I feel there's been some creative stagnation in documentaries in recent years. Many seem too focused on pushing their own agendas with obnoxious hosts, or are simply advertisements created by a group of individuals attempting to promote, again, an agenda or a business/industry of some sort.
This is a problem that's always evident in the space of documentaries, where talent isn't required to make a documentary, nor is it required to get it seen in the age of instant digital media. That isn't to say that documentaries are now all terrible, but that the truly good ones that focus on telling the many stories of history, life, and culture are becoming few and far between.
Another blow to the documentary space is audience. In an age of growing costs, filmmaking requires a lot of preparation, time, and money to create something. Money isn't everything, but there's a plethora of costs that follow filmmakers in their quests to tell stories. Making that money back is often unlikely, where documentaries sit at film festivals and rarely reach an audience outside of them after.
How To with John Wilson
How To with John Wilson is unlike any other documentary series you've seen before. It has a seemingly nonexistent production budget and features what sound like the ramblings and filmings of a madman in the city of New York, filled with people with madness significantly higher. Our narrator roams through the city's streets, filming each and every possible event, person, or object. These images are for the most part without context, but context is later stitched together alongside the clips through the use of narration and metaphors.
Within each episode sits a particular theme. An aspect of life that can be often matched with either inconvenience or complexity. Where as a society we collectively experience these issues and aren't quite sure how to address them. These episodes feature attempts to find answers, but through the events and people John Wilson finds within the city, sometimes these people lead to his travels outside of the city and revealing of a web of additional complexities and issues that people have found in life; this even features some rather peculiar events and people that are trying to also find their own answers in life through unconventional means.
This style of documentary filmmaking seems as authentic to the world of documentaries as it possibly could be, and while there's sometimes some narration or agenda that's displayed in the way the episodes are filmed and edited, it feels incredibly natural. It shows our society for what it is: a facade. It shows the many ways we strive for the assumption that we're sophisticated beings, but even in the cities filled with the most wealth and seriousness in terms of corporatism, everything is in fact very, very stupid.
A man and a camera
Some of the best documentaries I've seen have been ones in which the host(s) are mostly silent, or the camera is simply a present member with no opinions, simply observing and having a particular world unfold to it. Ones where we feel as if we are in fact present. How To with John Wilson perfectly provides this feeling. You can very much tell that the documentary is simply a man and his camera roaming through the streets, meeting total strangers and discussing life with them. He briefly asks them questions, but these only ever seem to be questions that amplify the topic at hand, where they encourage the person being interviewed to either elaborate or provide their own thoughts on the topic.

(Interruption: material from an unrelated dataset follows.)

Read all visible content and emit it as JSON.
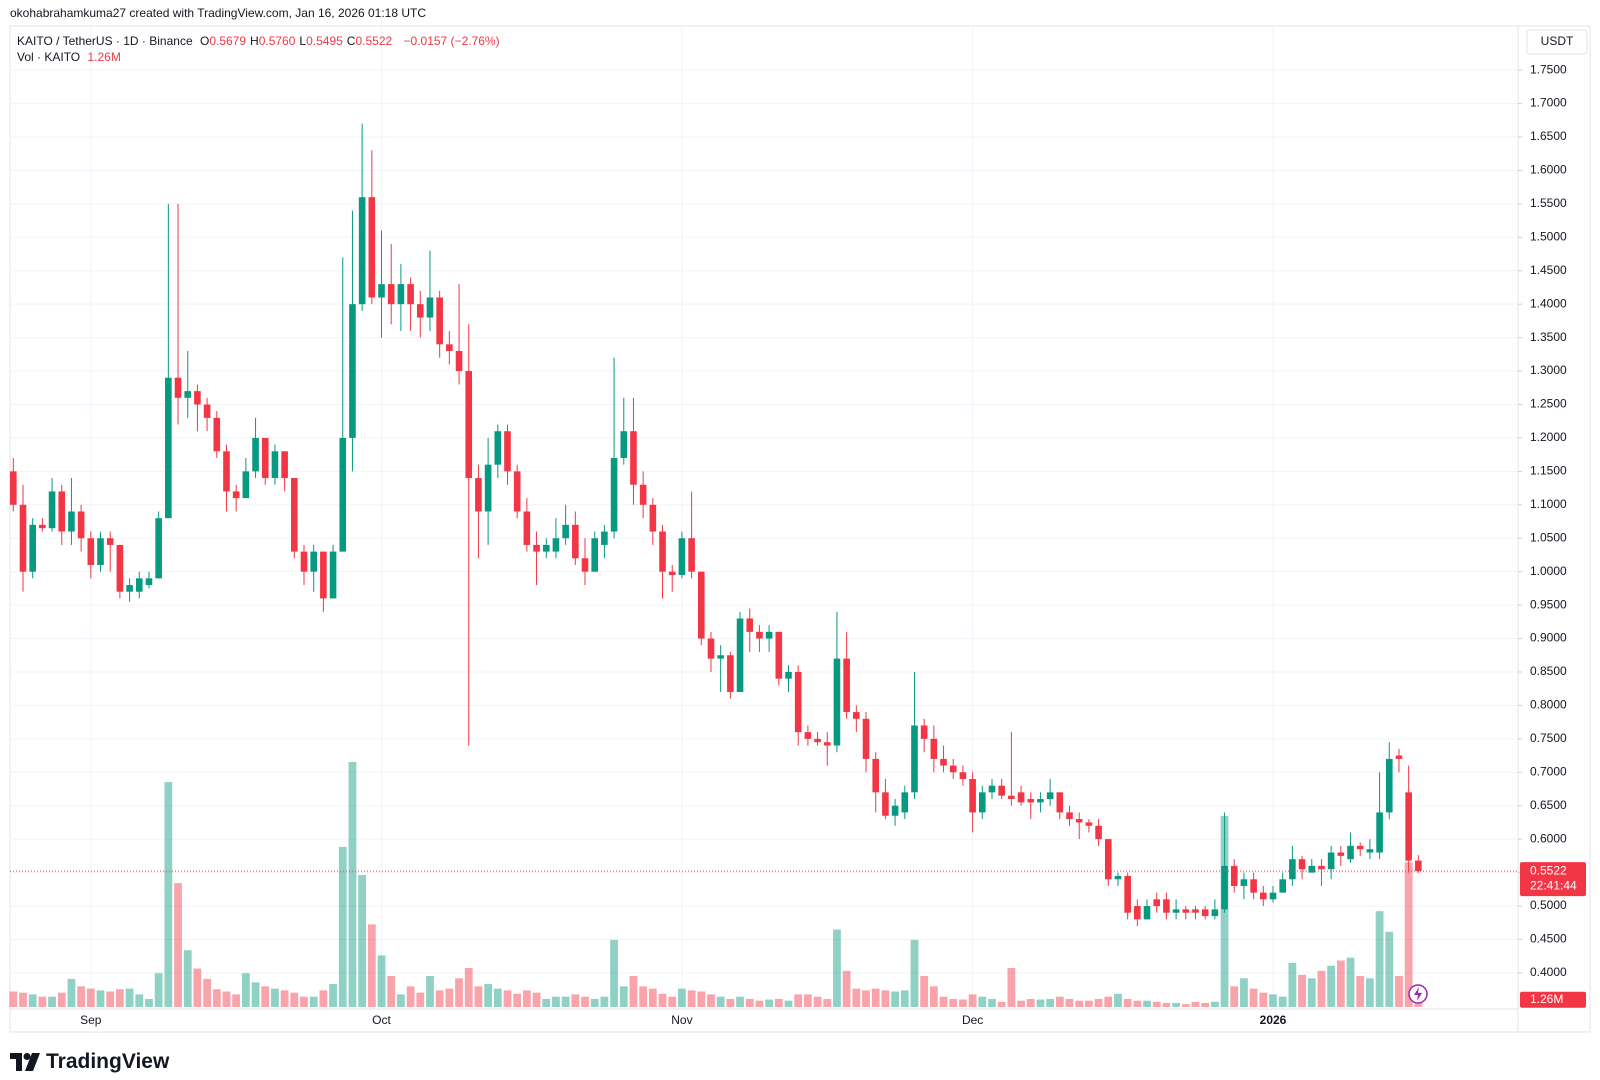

John Wilson's questions are engaging, but heavily amplify the random clips of the streets he's accumulated over time to connect the topic to the video. His use of visual metaphors and narration are what allow for comedic elements to slip into the episodes and ensures things aren't too serious. The humour breaks up the attempt to discover answers in life by showing it all in a light-hearted manner, where nothing is really that important or serious, where even figuring out how to split the bill can be a ridiculous, silly event.
It's rare for a documentary to feel as if it isn't trying to sell you something. As if it has no specific agenda. It's incredibly refreshing to see something that just documents life the way the show does. It has you wanting more and more of it as each episode passes, as you see roughly 25 minutes of footage zoom by. Fortunately, there is a second season that is airing now, but I am finding myself really wanting a third season already.
Showing life for what it really is
Society hides behind the mask that it holds sophistication and that there's a set of rules forever set in place and implemented that allow for us to live in the best ways we believe we can, with the structure supposedly remaining fair for all. We all know that this isn't the case, and John Wilson uses sarcasm thought-provoking questions to pursue this.
In a city like New York, with such a large number of people living in such close proximity, this must be more evident than ever. Where each person is an individual with their own thoughts and lifestyles within the same concrete jungle. This level of individualism is mostly overlooked in our day-to-day jobs, where we pretend to be smarter or open with those around us. In a place where competition among its people must be intense, it must be very easy to quickly forget about who you really are.
For a documentary that's both comedic and a series of clips of random events throughout each day, these are the thoughts How To with John Wilson leaves you with. Thoughts that take a look at ourselves as individuals, as being with strengths and weaknesses, with desires and problems that are both private and public. There's truly nothing quite like this documentary, and I don't think there truly can be, given its formula is so specific to John Wilson's own thoughts and style. Without him, it simply wouldn't work.